De todas maneras, esas incursiones no eran más que escapadas sin importancia. La vida, diríamos, estaba en otra parte, en las veladas decontractées y con clase que organizaban los dos matrimonios, en la belleza fotográfica del estilo Kennedy y el estilo Radziwill, en los paseos en velero. Las hermanas parecían inseparables. Tras el asesinato de JFK, Jackie comprobó que Washington no era el lugar ideal para estar a salvo del asedio de los paparazzi y se instaló en Nueva York, en el piso de la 5ª Avenida que ocupó hasta su muerte. Los primeros tiempos de viudez no fueron de lo más amables; Jackie se entregaba a la bebida y a los amantes de manera alternada, pero en ambos casos sin éxito. Los amigos no la habían abandonado, pero el dinero, el grande, empezaba a escaparse. A pesar del espanto que sentía por esa ciudad, Radziwill aceptó (presuntamente, gracias a la disuasión de Bobby Kennedy, que estaba bastante cerca de Jackie) comprar una casa en NY para que Lee estuviera cerca de su hermana.
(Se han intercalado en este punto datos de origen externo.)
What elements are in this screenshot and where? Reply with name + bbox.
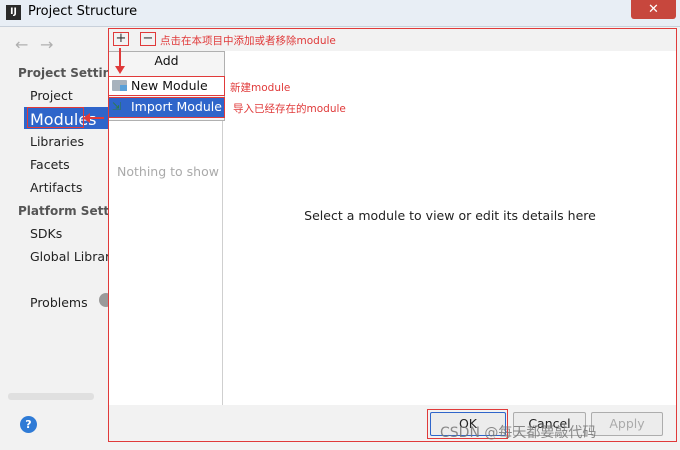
app-logo-icon: IJ [6,5,21,20]
back-arrow-icon[interactable]: ← [15,35,28,54]
annotation-frame [108,28,677,442]
help-icon[interactable]: ? [20,416,37,433]
sidebar-item-project[interactable]: Project [30,88,73,103]
close-button[interactable]: ✕ [631,0,676,19]
sidebar-horizontal-scrollbar[interactable] [8,393,94,400]
annotation-arrow [88,117,104,119]
sidebar-item-libraries[interactable]: Libraries [30,134,84,149]
sidebar-item-sdks[interactable]: SDKs [30,226,62,241]
forward-arrow-icon[interactable]: → [40,35,53,54]
project-settings-heading: Project Setting [18,66,108,80]
window-title: Project Structure [28,4,138,19]
platform-settings-heading: Platform Settin [18,204,108,218]
modules-highlight-box [27,107,84,128]
sidebar-item-artifacts[interactable]: Artifacts [30,180,82,195]
sidebar-item-problems[interactable]: Problems [30,295,88,310]
watermark: CSDN @每天都要敲代码 [440,425,597,441]
sidebar-item-global-libraries[interactable]: Global Librari [30,249,108,264]
sidebar-item-facets[interactable]: Facets [30,157,70,172]
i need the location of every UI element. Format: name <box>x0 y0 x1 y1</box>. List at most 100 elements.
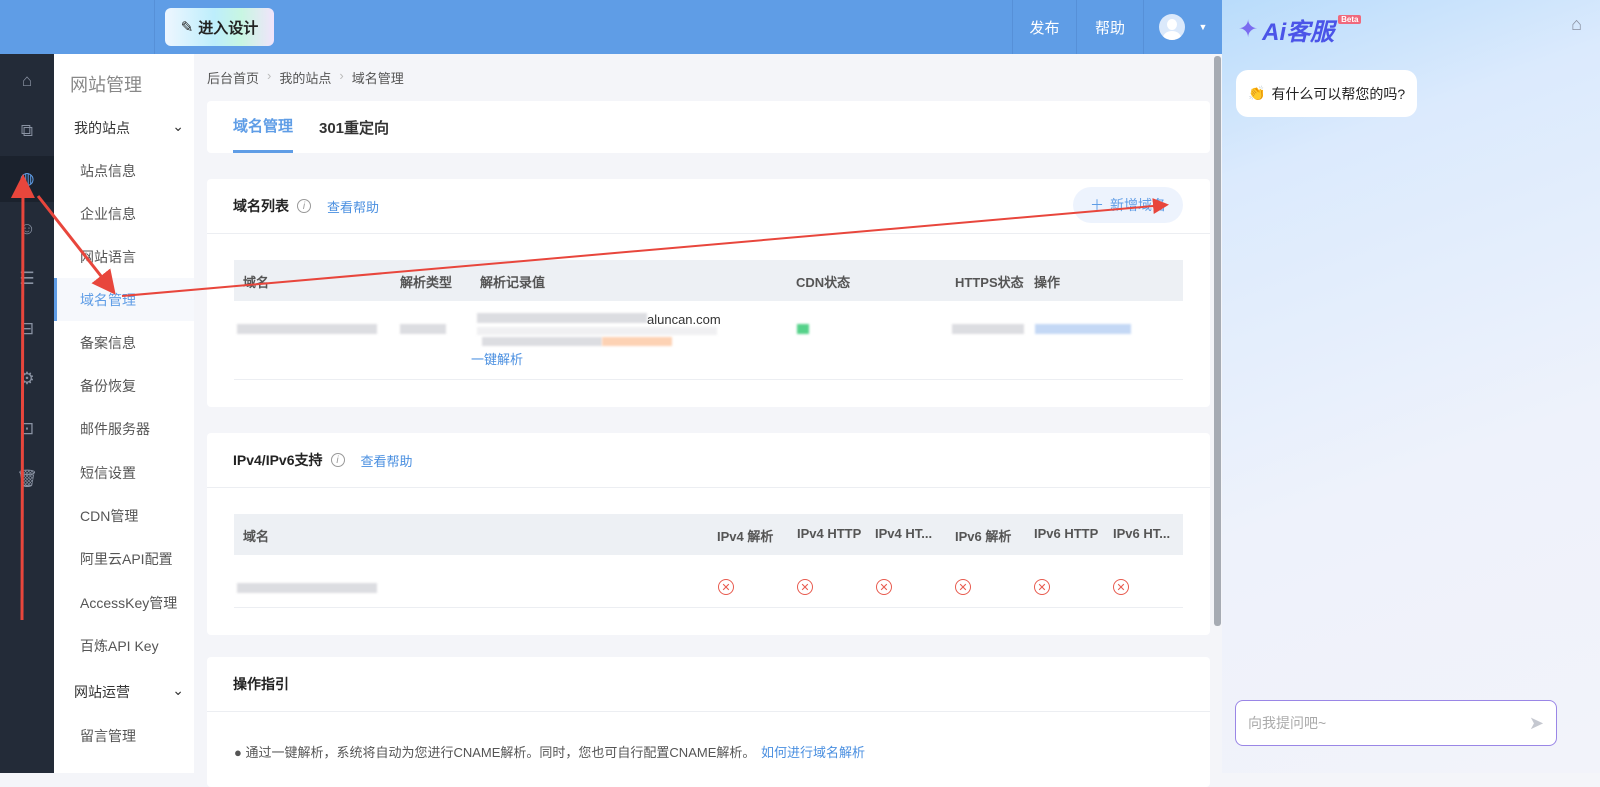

A decir verdad, Lee sabía bastante mejor que Jackie qué era eso de pasarlo bien: amiga (amiguísima) de Andy Warhol, se impregnó tanto del arte pop y reconoció tan rápido que estaba en el lugar perfecto, que una vez que tuvo una cámara de fotos en la mano no la soltó más. De esa pasión nacida por el aburrimiento de no tener oficio alguno, nacieron las encantadoras fotografías de las hermanitas y sus amigos, siempre en tren de vivir como se debe.
Para Jackie, lo que siguió tuvo tanta cobertura como los años con los Kennedy: Onassis, las cláusulas que establecían cuántas veces por año ella y el griego mantendrían relaciones, el divorcio, el arreglo millonario con la única heredera de su ex marido y los paseos con sus hijos y sobrinos. Lee, en cambio, un buen día de 1974, se hartó del príncipe Radziwill y lo cambió por Herbert Ross, un escenógrafo que conoció trabajando para Armani. En los últimos años juntas, si vamos a creerle a Lee, ambas habían depuesto las armas; la muerte del hijo de lee, Anthony, las acercó. Jackie, además, había encontrado en su puesto de editora un trabajo apacible y satisfactorio; Lee había empezado a abocarse a su libro.